Andrew Miller had another hellacious outing for Pawtucket today. The southpaw went 1.1 innings, walking four and striking out 3.  Of Miller’s 50 pitches, only 20 were strikes. Miller has been extremely inconsistent in his 6 rehab appearances for the Red Sox.  In six minor league games on his rehab assignment, Miller has allowed four runs on four hits in six innings with nine walks and 12 strikeouts. As his walks and strikeout numbers indicate he is either lights out or all over the place. Consistency has been a problem for Miller during his entire MLB career. He has never been able to be the pitcher he was at UNC and on Cape Cod.

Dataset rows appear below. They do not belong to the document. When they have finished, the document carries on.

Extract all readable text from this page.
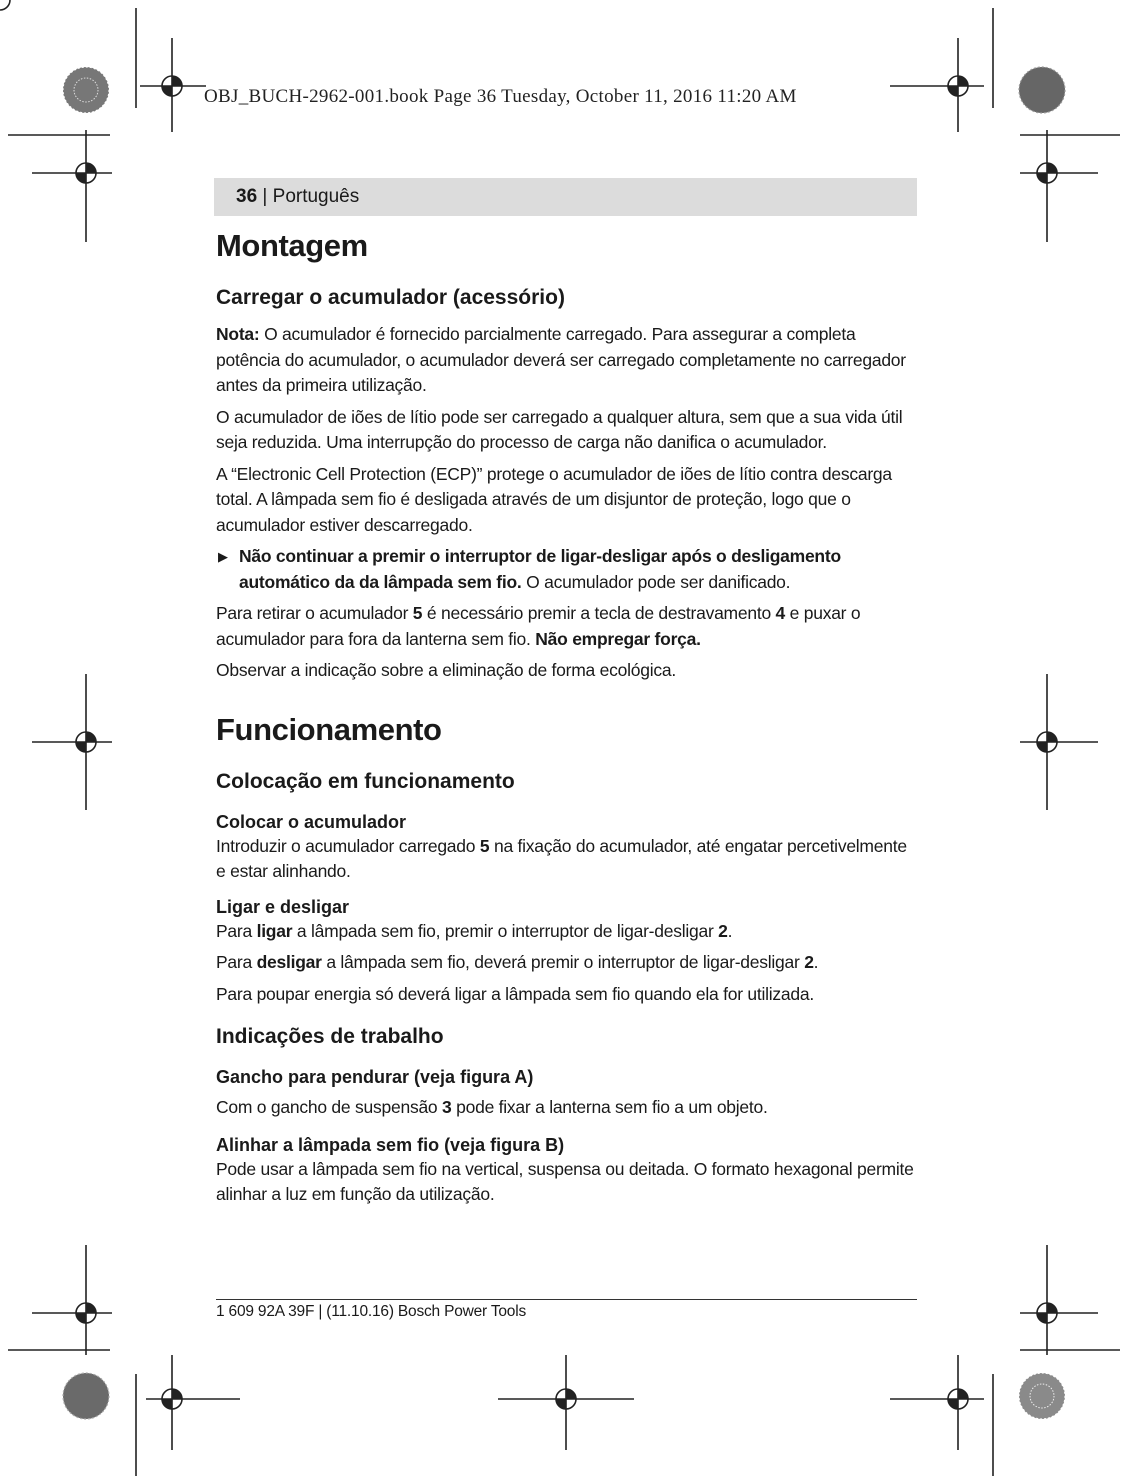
OBJ_BUCH-2962-001.book Page 36 Tuesday, October 11, 2016 11:20 AM
36 | Português
Montagem
Carregar o acumulador (acessório)

Nota: O acumulador é fornecido parcialmente carregado. Para assegurar a completa potência do acumulador, o acumulador deverá ser carregado completamente no carregador antes da primeira utilização.

O acumulador de iões de lítio pode ser carregado a qualquer altura, sem que a sua vida útil seja reduzida. Uma interrupção do processo de carga não danifica o acumulador.

A “Electronic Cell Protection (ECP)” protege o acumulador de iões de lítio contra descarga total. A lâmpada sem fio é desligada através de um disjuntor de proteção, logo que o acumulador estiver descarregado.

▶ Não continuar a premir o interruptor de ligar-desligar após o desligamento automático da da lâmpada sem fio. O acumulador pode ser danificado.

Para retirar o acumulador 5 é necessário premir a tecla de destravamento 4 e puxar o acumulador para fora da lanterna sem fio. Não empregar força.

Observar a indicação sobre a eliminação de forma ecológica.

Funcionamento
Colocação em funcionamento
Colocar o acumulador

Introduzir o acumulador carregado 5 na fixação do acumulador, até engatar percetivelmente e estar alinhando.

Ligar e desligar

Para ligar a lâmpada sem fio, premir o interruptor de ligar-desligar 2.

Para desligar a lâmpada sem fio, deverá premir o interruptor de ligar-desligar 2.

Para poupar energia só deverá ligar a lâmpada sem fio quando ela for utilizada.

Indicações de trabalho
Gancho para pendurar (veja figura A)

Com o gancho de suspensão 3 pode fixar a lanterna sem fio a um objeto.

Alinhar a lâmpada sem fio (veja figura B)

Pode usar a lâmpada sem fio na vertical, suspensa ou deitada. O formato hexagonal permite alinhar a luz em função da utilização.

1 609 92A 39F | (11.10.16) Bosch Power Tools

For the record, I am a huge Andrew Miller fan. I first saw Andrew Miller in 2005 while he was pitching for the Chatham A’s (now Anglers) of the Cape Cod Baseball League. I don’t remember who won or lost the game but I remember all the scouts behind hope plate drooling after he threw one 97mph fastball after another. In a summer league that featured Tim Lincecum and Daniel Bard, Miller, was named the College Summer Player of the Year by Baseball America and rated as the No. 1 prospect in the Cape League.  Miller was also dominating the competition at UNC. Miller set the Carolina single season (133) and career strikeout records (325). He was also third in Tar Heels’ history with 27 wins and fourth in total innings pitched with 309. He was named Baseball America National Player of the Year and Roger Clemens Award winner as the nation’s top collegiate pitcher. He was also named to the first team All-America for Collegiate Baseball, Baseball America, NCBWA and Rivals.com. His success lead him to be drafted number 6 overall by the Detroit Tigers in the 2006 draft. He really hasn’t done much since. Miller was traded to the Marlins in the Miguel Cabrera deal and then dealt the Sox for reliever Dustin Richardson. I was euphoric when this happened. At 26 Miller is still young enough to turn his career around. Bobby V has said that he thinks scouts and coaches has tried to hard to change his windup. He has recommended he go back to his old mechanics that made him so successful at UNC. Hey, if it aint broke then don’t fix it. IF, and it is a big IF, the Sox can get Miller to harness his control they will have one of the best lefties in the game. Until then Miller is just another prospect that never reached his potential. I remain hopeful that he will turn things around and that the Richardson for Miller deal will go down as one of the biggest steals in baseball history.